Integrated Media Week 2 Flip Lecture
This weeks lecture required us to watch an episode of ABC’s show Four Corners called ‘Generation Like’. The episode can be found here.
How does this documentary alter your understanding of the way you use social media?
I never really thought about the advertising and marketing relationships with Facebook or any other social media site. I guess you could say that that is pretty ignorant of me. I have always been using Facebook as simply a social media site (the intended use) and never really thought beyond the basic interactions I had with the site. In watching the episode of Four Corners, I could relate with the group of teenagers on Facebook.
“The more likes you have the better you feel. Instant gratification. Everyone knows how much you got.”
Getting and giving likes is one of the main actions in Facebook. Its a way of gaining and demonstrating approval. What I did not consider was how these ‘likes’ work on a higher level than just our social interactions. This episode of four corners uncovered how the likes and retweets across all social media is now an invaluable tool for creating a profile of what people are interested in.
“…Facebook, Twitter and Instagram have become the ultimate sampling or marketing tool.”
“There is a huge commercial push to collect as much data as possible.When you hit like. when you retweet , when you make any expression online, you’re creating data. You’re creating a demographic profile of yourself… This is where the currency of likes turns into actual currency.”
Where I have liked the page of a certain band or product on Facebook, companies know how to take that information and ‘turn it into money’. This is a disturbing realisation, as this is information which I have willingly given up, for free, that companies are taking and using to benefit themselves. Whilst liking something seems like a really easy and expense free way of showing my friends what I am interested in, I never considered before watching this documentary, how valuable this information is to other third parties and how it increases the value of the social media platform that is being used.
Companies need us to stay online and like things to provide them with information. We want to go online and like things so that we can promote ourselves and create an image of how we want to be perceived by our friends. Without us, companies don’t receive their information. But it doesn’t look like they will have a shortage any time soon, as there are millions online sharing and liking. It’s a cycle. And knowing that the information I provide is being used to generate money (and I am not being paid), I don’t think it will change my online habits. Up till now I have been sharing my information online, ignorant to how it is being used. But as long as Facebook, Instagram and Twitter provide the services they promise, then I will continue to use them. If companies are creative enough to create online media which inspires or makes me laugh, I will still ‘like’ it.

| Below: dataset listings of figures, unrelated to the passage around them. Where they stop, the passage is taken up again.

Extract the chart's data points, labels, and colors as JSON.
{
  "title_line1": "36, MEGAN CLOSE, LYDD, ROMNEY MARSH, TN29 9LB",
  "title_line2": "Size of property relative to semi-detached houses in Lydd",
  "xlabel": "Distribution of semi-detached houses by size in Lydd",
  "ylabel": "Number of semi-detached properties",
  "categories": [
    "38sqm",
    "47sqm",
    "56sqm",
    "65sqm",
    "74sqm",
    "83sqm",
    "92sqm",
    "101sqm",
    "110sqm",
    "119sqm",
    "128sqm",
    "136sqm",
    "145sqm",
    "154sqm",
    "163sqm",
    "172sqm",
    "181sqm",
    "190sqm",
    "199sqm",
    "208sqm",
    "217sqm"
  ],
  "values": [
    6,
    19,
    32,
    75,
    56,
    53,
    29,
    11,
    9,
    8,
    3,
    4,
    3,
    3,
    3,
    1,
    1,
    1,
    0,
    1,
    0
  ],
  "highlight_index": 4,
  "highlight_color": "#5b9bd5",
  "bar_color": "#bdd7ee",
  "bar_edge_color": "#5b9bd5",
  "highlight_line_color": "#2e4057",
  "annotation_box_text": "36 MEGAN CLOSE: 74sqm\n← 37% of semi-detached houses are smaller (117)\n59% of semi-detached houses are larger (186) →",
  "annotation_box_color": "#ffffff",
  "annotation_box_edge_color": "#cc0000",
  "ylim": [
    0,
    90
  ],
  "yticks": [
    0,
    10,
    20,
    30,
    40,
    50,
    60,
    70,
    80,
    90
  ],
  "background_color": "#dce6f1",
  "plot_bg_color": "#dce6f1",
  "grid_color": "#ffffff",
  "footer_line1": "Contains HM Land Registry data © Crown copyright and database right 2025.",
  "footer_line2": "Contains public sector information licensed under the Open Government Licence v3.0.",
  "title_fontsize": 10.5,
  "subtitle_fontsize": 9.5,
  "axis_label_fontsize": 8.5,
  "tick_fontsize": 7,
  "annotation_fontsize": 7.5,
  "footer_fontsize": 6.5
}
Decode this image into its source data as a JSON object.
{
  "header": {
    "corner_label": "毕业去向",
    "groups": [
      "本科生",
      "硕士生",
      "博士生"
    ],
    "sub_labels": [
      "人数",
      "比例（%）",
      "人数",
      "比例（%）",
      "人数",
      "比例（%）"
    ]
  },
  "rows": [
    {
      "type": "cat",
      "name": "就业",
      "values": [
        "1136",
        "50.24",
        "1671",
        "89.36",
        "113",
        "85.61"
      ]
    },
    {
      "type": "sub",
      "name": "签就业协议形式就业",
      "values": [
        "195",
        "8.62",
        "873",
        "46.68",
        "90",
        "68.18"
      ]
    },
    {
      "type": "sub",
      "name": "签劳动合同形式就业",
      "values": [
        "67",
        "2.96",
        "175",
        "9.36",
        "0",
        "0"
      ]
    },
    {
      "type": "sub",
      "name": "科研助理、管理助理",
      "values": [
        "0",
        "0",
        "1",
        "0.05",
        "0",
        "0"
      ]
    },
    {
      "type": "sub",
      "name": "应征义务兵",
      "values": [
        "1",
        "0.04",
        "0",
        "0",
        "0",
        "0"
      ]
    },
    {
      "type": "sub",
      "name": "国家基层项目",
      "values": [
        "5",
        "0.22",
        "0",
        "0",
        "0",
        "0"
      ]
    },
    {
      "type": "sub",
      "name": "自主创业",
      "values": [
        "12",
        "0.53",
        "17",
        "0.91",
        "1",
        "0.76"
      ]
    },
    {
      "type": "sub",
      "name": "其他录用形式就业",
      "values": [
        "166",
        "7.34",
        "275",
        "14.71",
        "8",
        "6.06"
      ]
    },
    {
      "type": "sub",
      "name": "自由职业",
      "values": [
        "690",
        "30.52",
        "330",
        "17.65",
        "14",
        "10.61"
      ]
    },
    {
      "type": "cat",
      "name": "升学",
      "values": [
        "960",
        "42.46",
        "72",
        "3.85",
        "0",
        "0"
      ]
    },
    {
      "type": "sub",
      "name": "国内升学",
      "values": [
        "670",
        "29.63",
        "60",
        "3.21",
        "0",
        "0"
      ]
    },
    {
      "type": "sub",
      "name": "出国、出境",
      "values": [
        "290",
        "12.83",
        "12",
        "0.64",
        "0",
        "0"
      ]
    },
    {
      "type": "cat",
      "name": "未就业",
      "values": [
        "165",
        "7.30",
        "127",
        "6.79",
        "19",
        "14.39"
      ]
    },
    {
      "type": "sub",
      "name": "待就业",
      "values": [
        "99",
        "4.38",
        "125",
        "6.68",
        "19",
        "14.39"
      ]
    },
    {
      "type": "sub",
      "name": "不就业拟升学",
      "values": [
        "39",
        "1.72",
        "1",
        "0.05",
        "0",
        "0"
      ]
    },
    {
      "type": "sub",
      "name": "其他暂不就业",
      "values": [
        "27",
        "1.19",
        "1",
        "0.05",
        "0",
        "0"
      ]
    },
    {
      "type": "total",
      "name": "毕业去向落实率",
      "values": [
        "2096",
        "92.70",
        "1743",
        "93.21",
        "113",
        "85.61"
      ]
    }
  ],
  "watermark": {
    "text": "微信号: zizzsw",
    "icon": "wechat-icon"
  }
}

What connections can you make with the role of a Social Media Producer?
“You are your own media company.”
A Social Media Producer deals with content across all social media platforms. There was a section of the documentary which focused on a company promoting a movie. They wanted the content they produced to gain traction and be popular online which would advertise the movie for them. Where they get paid to do this, we don’t. I share posts, photos, and videos online because they interest me and I like them enough to want to share them with my friends. This isn’t a bad thing.
What ideas does this documentary raise in regards to the event your group is planning and the task of achieving participatory engagement?
The documentary highlighted the importance of networking. In particular, it focused on how YouTubers collaborate with one another to help introduce new talent in the hope of spreading the web of subscribers. If someone who is a ‘millionaire in the currency of likes’ features an up and coming YouTuber, this helps attract an audience without employing the ‘corporate suspects’.
“…tonnes of people are competing for attention, so it’s harder to get”
“…soon all those little likes turned into Youtube gold: corporate sponsorship.”
Online, without connections, everyone is just trying to make something of themselves and step up on the social media ladder. In order to have engagement with our idea and to get attention around it, it really needs to be unique. In needs to be engaging. People need to have that desire to spread it around. Basically, there are millions online, so we need to do something that is hopefully not gonna get lost in the sea of people trying to get everyone else’s attention.
“It’s way easier to get famous by being outrageous.”
That’s not to say that our groups work will attempt to be outrageous, but in order to have people engage with it, it definitely needs to stand out, or we need to have the right people promoting it.